Um ihre Tochter zu schützen (oder zu verstecken), färbten ihre Eltern ihr Haar, aber das Weiß des Albinismus behält die Farbe nicht bei, sondern reagiert auf das Pigment, indem es blau wird. Dies erklärt den 'seltsamen' Fall und die damit verbundene Bezeichnung. Und doch bleibt die Faszination, die sie auf die vielen Besucher der Burg, auf die Produzenten von Fernsehsendungen und auf die Neugierigen ausübt, im Verborgenen.

Was treibt so viele Menschen dazu, die verschlungenen Wege des tausendjährigen Felsens zu gehen, um schließlich zur Festung von Mons Belli zu gelangen? Um das herauszufinden, nehmen wir das Manuskript aus dem 17. Jahrhundert und lesen weiter:

„... und man sagt, dass alle fünf Jahre zur Sommersonnenwende ein Geräusch aus dieser unterirdischen Höhle zu hören ist.“

Wir schreiben das Jahr 1990, die Burg ist seit kaum einem Jahr als Museum geöffnet, doch die Legende ist bereits in der Öffentlichkeit bekannt. Es gibt diejenigen, die sie blindlings unterstützen, diejenigen, die sie anfechten, viele fürchten sie, andere verspotten sie, aber alle reden darüber. 
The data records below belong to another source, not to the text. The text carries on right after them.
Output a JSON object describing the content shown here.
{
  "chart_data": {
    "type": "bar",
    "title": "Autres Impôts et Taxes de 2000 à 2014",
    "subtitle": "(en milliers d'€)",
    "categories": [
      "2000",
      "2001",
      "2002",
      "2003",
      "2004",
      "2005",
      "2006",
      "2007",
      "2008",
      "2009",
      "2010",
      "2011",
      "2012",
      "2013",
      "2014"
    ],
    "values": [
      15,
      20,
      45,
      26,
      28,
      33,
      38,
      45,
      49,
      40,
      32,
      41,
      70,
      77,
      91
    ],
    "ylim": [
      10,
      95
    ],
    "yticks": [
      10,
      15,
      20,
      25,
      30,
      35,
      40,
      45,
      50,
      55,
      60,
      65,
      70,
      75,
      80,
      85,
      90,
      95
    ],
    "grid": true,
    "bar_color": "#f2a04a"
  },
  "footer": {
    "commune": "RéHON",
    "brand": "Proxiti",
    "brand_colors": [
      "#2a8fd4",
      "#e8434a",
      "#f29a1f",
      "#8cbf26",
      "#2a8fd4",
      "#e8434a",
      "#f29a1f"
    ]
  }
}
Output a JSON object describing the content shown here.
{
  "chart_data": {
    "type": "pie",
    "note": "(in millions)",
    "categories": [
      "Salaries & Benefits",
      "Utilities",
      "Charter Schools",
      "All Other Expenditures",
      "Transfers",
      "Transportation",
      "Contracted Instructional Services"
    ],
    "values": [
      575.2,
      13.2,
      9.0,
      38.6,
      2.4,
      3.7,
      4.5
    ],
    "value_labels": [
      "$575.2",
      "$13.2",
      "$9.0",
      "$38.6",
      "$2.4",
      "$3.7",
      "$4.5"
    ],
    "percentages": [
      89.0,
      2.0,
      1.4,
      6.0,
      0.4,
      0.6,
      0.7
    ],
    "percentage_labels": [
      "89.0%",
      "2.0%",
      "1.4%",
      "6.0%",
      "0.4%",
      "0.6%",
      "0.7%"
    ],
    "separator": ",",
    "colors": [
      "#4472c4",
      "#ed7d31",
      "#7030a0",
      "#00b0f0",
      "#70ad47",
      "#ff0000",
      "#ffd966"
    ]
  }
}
Am 21. Juni desselben Jahres machten dann Tontechniker, die sich für solche Episoden interessierten, die ersten Aufnahmen. Mit einer hochwertigen Ausrüstung. Alle Frequenzen werden aufgezeichnet. Im Studio hören wir zu: Donner, ein heftiger Regenschauer, dann... ein Geräusch.

Das Jahr 1995. Wieder am 21. Juni. Neue Aufzeichnungen. Dasselbe Geräusch.

Im Jahr 2000. Ebenfalls am 21. Juni. Wieder die Sommersonnenwende und wieder dasselbe Geräusch.

Das Jahr 2005... und die Legende versetzt Gelehrte und Forscher weiterhin in Erstaunen, in den folgenden Jahren werden Bilder hinzugefügt und die Forschung geht weiter...

Touristen, die die Festung besuchen, werden alle Aufnahmen vorgespielt. Die Reaktionen sind immer noch sehr unterschiedlich, wenn nicht sogar widersprüchlich. Für manche klingt es wie das Weinen eines Kindes, für andere wie ein Lachen, viele sagen, sie hören eine Stimme, unterscheiden ein Wort, viele andere behaupten, nicht mehr oder weniger zu hören als Wind und Regen in einem Gewitter.

Da wir der Interpretation freien Lauf lassen, kann sich jeder sein eigenes persönliches Urteil bilden.